By the way, to the best of my knowledge, "heteronormative" doesn't mean "the norms and standards for heterosexual people" (like getting married): it refers to the idea that being heterosexual is the norm, the standard, how it should be. I'm just not sure what you mean about the straight guys not wanting to "subscribe to a set notion of heteronormativity." Definitely, there are people out there (straight guys included) who don't believe that being straight should be the standard expectation (and thus how one "should" be) and in that sense don't want to subscribe to a set notion of heteronormativity. It seems to me that you meant it more as "don't want to subscribe to a set notion of how straight people should act (i.e. get married)." Do you get what I'm saying? What exactly did you mean? I'm aware that I could be totally wrong about your take on this. 

Anonymous's picture

great post!!!

I could not agree more.

But you forgot to mention the most famous statement about this topic of all: BEYOND MARRIAGE (www.BeyondMarriage.org)
It was written by over a dozen leaders in the LGBT movement who were fed up with the current state of marriage politics.

rae's picture

Absolutely right

Hi! First of all, I don't know if you'll read this, since it's been so long, so sorry about that. 

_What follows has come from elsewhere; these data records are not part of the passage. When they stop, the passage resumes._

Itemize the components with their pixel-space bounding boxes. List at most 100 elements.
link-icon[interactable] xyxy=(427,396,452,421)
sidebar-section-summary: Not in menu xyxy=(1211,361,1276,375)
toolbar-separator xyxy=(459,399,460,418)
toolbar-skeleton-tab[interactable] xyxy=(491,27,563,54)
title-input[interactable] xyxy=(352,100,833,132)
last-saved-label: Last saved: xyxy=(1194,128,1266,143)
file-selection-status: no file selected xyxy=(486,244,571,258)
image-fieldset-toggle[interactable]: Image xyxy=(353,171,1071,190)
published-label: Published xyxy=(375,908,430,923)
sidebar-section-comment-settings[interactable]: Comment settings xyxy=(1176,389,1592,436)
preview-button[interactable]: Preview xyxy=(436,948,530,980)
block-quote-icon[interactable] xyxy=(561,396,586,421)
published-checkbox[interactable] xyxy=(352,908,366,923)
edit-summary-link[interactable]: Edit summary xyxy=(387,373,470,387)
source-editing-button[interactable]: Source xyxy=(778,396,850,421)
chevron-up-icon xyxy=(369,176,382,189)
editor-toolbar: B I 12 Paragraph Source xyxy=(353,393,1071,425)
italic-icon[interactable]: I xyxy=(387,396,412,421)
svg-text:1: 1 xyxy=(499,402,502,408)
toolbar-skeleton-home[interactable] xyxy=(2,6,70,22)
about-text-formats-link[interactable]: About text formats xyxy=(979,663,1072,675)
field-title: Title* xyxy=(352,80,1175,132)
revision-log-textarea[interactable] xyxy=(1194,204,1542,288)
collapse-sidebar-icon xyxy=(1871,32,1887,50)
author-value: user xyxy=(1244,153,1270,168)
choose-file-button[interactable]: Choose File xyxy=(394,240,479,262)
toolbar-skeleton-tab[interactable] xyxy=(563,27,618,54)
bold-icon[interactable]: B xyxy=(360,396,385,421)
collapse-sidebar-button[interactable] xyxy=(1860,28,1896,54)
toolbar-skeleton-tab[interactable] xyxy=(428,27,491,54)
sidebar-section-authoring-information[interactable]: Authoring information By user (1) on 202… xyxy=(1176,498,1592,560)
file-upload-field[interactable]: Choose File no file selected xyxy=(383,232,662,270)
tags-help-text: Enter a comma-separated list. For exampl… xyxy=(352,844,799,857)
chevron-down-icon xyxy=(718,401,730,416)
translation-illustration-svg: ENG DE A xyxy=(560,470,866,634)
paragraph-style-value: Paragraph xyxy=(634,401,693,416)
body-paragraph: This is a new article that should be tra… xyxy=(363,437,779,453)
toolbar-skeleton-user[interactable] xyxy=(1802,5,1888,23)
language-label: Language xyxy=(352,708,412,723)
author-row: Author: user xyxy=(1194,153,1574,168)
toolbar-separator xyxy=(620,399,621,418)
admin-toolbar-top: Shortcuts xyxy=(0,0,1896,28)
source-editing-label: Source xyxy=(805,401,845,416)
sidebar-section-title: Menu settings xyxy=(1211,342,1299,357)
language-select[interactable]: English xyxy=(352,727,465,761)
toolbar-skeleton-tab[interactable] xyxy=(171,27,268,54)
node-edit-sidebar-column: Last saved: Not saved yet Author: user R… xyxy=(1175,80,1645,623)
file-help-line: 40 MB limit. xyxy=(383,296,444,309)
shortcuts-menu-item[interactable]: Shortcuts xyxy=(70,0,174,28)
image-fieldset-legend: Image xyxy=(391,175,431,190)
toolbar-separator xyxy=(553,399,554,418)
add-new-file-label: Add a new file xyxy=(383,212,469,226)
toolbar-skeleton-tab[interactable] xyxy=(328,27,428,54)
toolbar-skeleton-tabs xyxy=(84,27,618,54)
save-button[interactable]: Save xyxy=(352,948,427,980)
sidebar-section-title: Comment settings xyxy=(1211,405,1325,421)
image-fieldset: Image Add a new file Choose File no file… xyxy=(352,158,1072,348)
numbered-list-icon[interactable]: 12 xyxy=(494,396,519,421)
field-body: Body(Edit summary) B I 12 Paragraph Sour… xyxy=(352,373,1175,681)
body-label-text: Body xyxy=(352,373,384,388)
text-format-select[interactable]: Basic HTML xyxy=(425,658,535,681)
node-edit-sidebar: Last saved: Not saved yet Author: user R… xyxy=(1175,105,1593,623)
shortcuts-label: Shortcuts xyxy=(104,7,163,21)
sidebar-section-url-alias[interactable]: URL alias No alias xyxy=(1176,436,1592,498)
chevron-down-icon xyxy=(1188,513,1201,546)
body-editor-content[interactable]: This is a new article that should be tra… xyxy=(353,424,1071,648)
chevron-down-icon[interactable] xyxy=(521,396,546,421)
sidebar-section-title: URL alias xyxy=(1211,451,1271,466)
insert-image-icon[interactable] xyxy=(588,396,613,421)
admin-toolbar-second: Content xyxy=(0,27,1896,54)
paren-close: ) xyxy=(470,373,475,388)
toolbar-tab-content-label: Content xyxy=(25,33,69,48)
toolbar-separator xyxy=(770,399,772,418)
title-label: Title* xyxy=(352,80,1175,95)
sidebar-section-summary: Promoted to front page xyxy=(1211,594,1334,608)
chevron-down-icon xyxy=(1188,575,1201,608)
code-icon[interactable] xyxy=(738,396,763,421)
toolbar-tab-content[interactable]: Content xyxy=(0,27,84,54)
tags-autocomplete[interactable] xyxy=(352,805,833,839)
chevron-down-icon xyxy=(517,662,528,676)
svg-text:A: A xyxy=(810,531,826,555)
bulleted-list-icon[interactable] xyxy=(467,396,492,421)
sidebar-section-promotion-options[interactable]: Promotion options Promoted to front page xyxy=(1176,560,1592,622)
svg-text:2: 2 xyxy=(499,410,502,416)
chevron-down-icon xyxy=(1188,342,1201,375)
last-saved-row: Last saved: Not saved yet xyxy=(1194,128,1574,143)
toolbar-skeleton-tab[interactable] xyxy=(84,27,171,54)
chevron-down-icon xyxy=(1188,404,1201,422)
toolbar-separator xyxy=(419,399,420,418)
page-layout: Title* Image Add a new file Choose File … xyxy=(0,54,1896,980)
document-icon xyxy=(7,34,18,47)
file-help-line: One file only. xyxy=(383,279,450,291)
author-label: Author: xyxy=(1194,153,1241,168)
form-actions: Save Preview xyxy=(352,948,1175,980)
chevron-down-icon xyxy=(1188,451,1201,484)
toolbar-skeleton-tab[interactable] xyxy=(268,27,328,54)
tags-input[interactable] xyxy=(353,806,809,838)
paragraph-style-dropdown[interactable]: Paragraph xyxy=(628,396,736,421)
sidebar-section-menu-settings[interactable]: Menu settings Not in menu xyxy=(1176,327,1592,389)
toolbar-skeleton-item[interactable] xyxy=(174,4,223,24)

You are absolutely right: Beyond Marriage's statement is hugely important, and I should have included it. I did, at least, include a rather circuitous route to it, though. The larger statement for the facebook group "I Still Think Marriage is the Wrong Goal" is at Dean Spade and Craig Willse's zine Make under "no to state regulation of families!" and includes a link to Beyond Marriage. 

Thank you, though, for pointing that out. I'm glad you liked the post.